14. AI Governance and Controls

This section defines how AI-assisted execution is governed to ensure safety, trust, and operational control without undermining delivery velocity.

14.1 AI Usage Boundaries

AI usage is explicitly bounded.

Boundaries are defined by:

  • Capability contracts that declare whether AI-assisted execution is permitted
  • Policies that constrain when and how AI may be invoked
  • Data classification rules that restrict AI access to sensitive information

AI is:

  • Never implicitly invoked
  • Never required for baseline functionality
  • Always subject to policy enforcement

This ensures AI remains an augmentation, not a dependency.

14.2 Human-in-the-Loop Controls

Human oversight is applied where required.

Human-in-the-loop controls include:

  • Review and approval steps for AI-assisted outputs
  • Escalation paths for low-confidence results
  • Manual override and correction mechanisms
  • Clear SLAs for reviewer response times and throughput tracking

These controls:

  • Are capability-specific
  • Are declarative and configurable
  • Do not require embedding human logic into the DXP

This balances automation with accountability.

14.3 Confidence Scoring

AI-assisted outputs must include explicit confidence signals.

Confidence scoring:

  • Reflects uncertainty in the output
  • Is expressed in a structured, interpretable form
  • Is included in the capability response

Confidence:

  • Is surfaced to users where relevant
  • Is used by policies to trigger review or fallback
  • Is never implied or hidden

This enables informed trust decisions.

14.4 Explainability

Explainability is required for AI-assisted execution.

Explainability includes:

  • Clear indication of AI involvement
  • High-level rationale for outputs
  • Traceability to inputs and rules where possible

Explainability:

  • Is proportionate to risk and impact
  • Does not expose internal model details
  • Supports review and accountability

This ensures AI outputs are understandable and defensible.

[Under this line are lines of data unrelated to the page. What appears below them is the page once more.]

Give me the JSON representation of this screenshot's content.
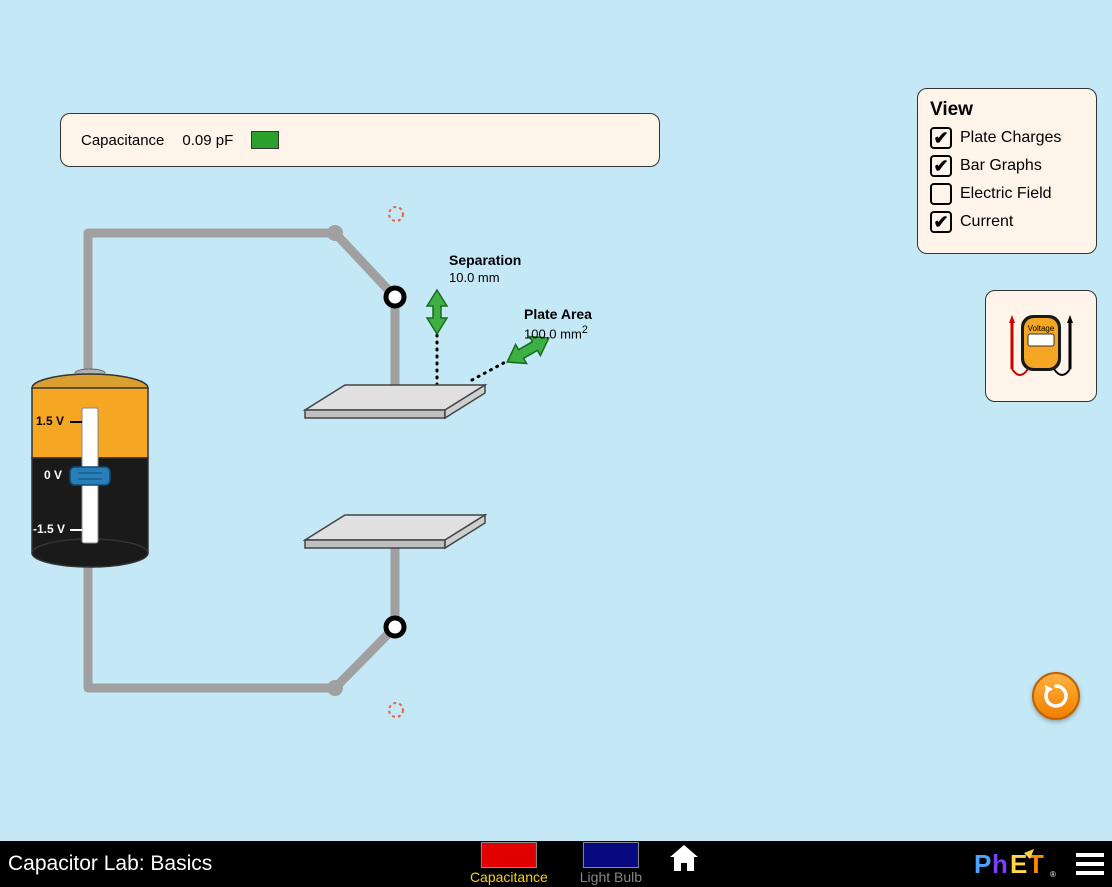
{
  "readout": {
    "label": "Capacitance",
    "value": "0.09 pF"
  },
  "view": {
    "title": "View",
    "options": [
      {
        "label": "Plate Charges",
        "checked": true
      },
      {
        "label": "Bar Graphs",
        "checked": true
      },
      {
        "label": "Electric Field",
        "checked": false
      },
      {
        "label": "Current",
        "checked": true
      }
    ]
  },
  "separation": {
    "label": "Separation",
    "value": "10.0  mm"
  },
  "plateArea": {
    "label": "Plate Area",
    "value": "100.0  mm",
    "unit_sup": "2"
  },
  "battery": {
    "ticks": {
      "top": "1.5 V",
      "mid": "0 V",
      "bot": "-1.5 V"
    }
  },
  "voltmeter": {
    "label": "Voltage"
  },
  "tabs": {
    "capacitance": "Capacitance",
    "lightbulb": "Light Bulb"
  },
  "footer": {
    "title": "Capacitor Lab: Basics",
    "brand": "PhET",
    "reg": "®"
  }
}
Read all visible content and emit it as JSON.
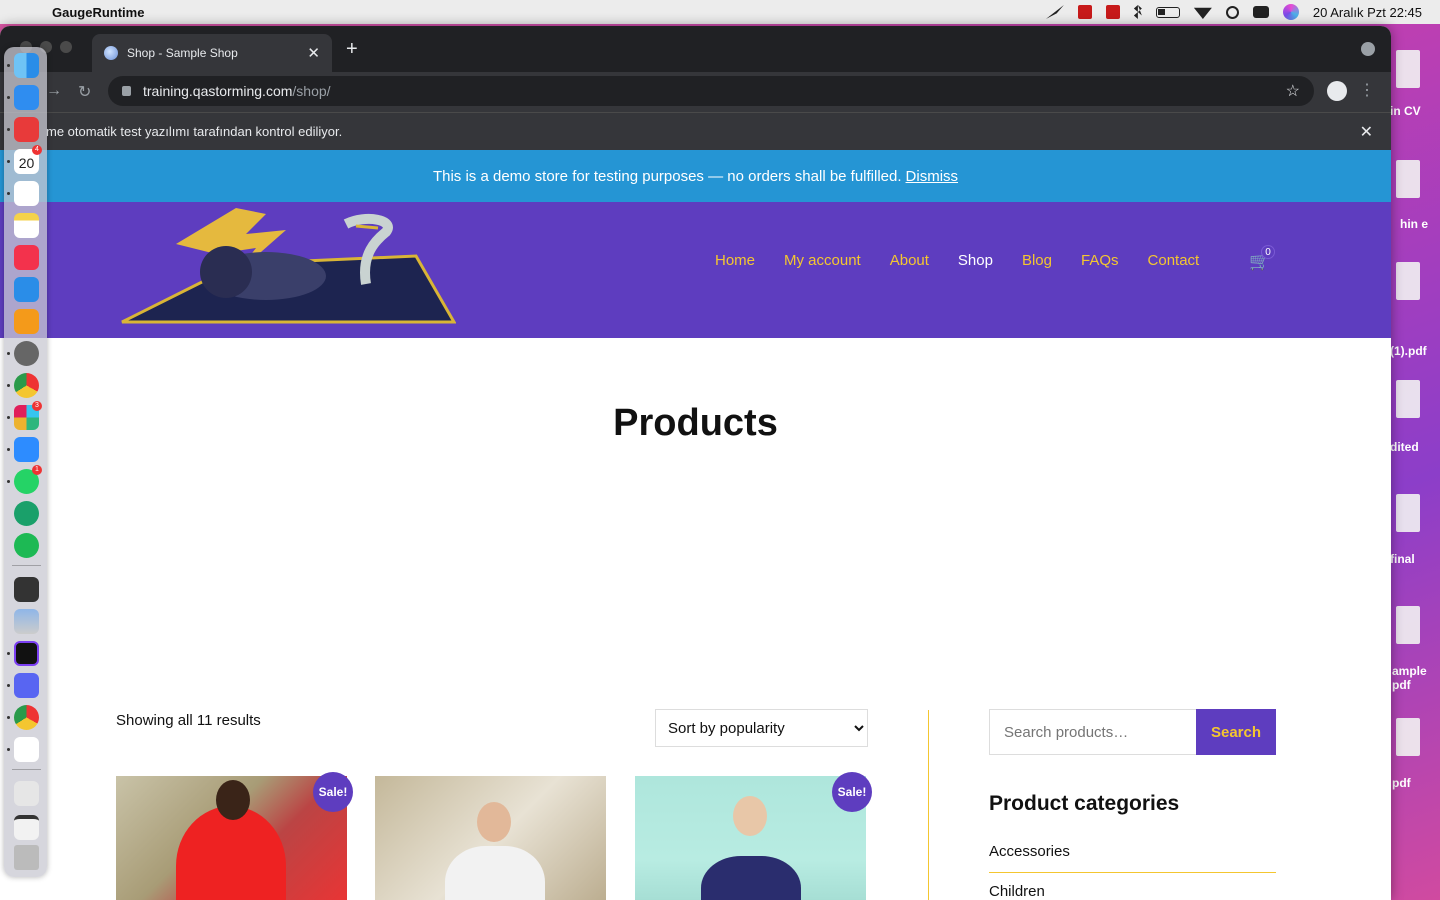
{
  "menubar": {
    "app_name": "GaugeRuntime",
    "datetime": "20 Aralık Pzt  22:45"
  },
  "desktop": {
    "labels": [
      "in CV",
      "hin e",
      "(1).pdf",
      "dited",
      "final",
      "ample pdf",
      "pdf"
    ]
  },
  "browser": {
    "tab_title": "Shop - Sample Shop",
    "url_host": "training.qastorming.com",
    "url_path": "/shop/",
    "automation_notice": "me otomatik test yazılımı tarafından kontrol ediliyor."
  },
  "site": {
    "demo_notice": "This is a demo store for testing purposes — no orders shall be fulfilled.",
    "dismiss_label": "Dismiss",
    "nav": [
      {
        "label": "Home"
      },
      {
        "label": "My account"
      },
      {
        "label": "About"
      },
      {
        "label": "Shop"
      },
      {
        "label": "Blog"
      },
      {
        "label": "FAQs"
      },
      {
        "label": "Contact"
      }
    ],
    "cart_count": "0",
    "colors": {
      "header": "#5e3dbf",
      "accent": "#f4c630",
      "notice": "#2595d4"
    }
  },
  "shop": {
    "page_title": "Products",
    "result_count": "Showing all 11 results",
    "sort_selected": "Sort by popularity",
    "sale_label": "Sale!"
  },
  "sidebar": {
    "search_placeholder": "Search products…",
    "search_button": "Search",
    "categories_title": "Product categories",
    "categories": [
      "Accessories",
      "Children"
    ]
  },
  "dock": {
    "calendar_day": "20",
    "badges": [
      "4",
      "3",
      "1"
    ]
  }
}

14.5 Model Substitution and Rollback

Models are treated as replaceable components.

Model substitution:

  • Does not change capability contracts
  • Is controlled by policy and configuration
  • Supports A/B testing and phased rollout
  • Requires documented risk assessment and validation checklist before promotion

Rollback:

  • Can be executed rapidly
  • Does not require consumer changes
  • Preserves audit and traceability
  • Includes automated rollback triggers (e.g. drift, latency, error-rate thresholds)

This ensures resilience in the face of model failure or regression.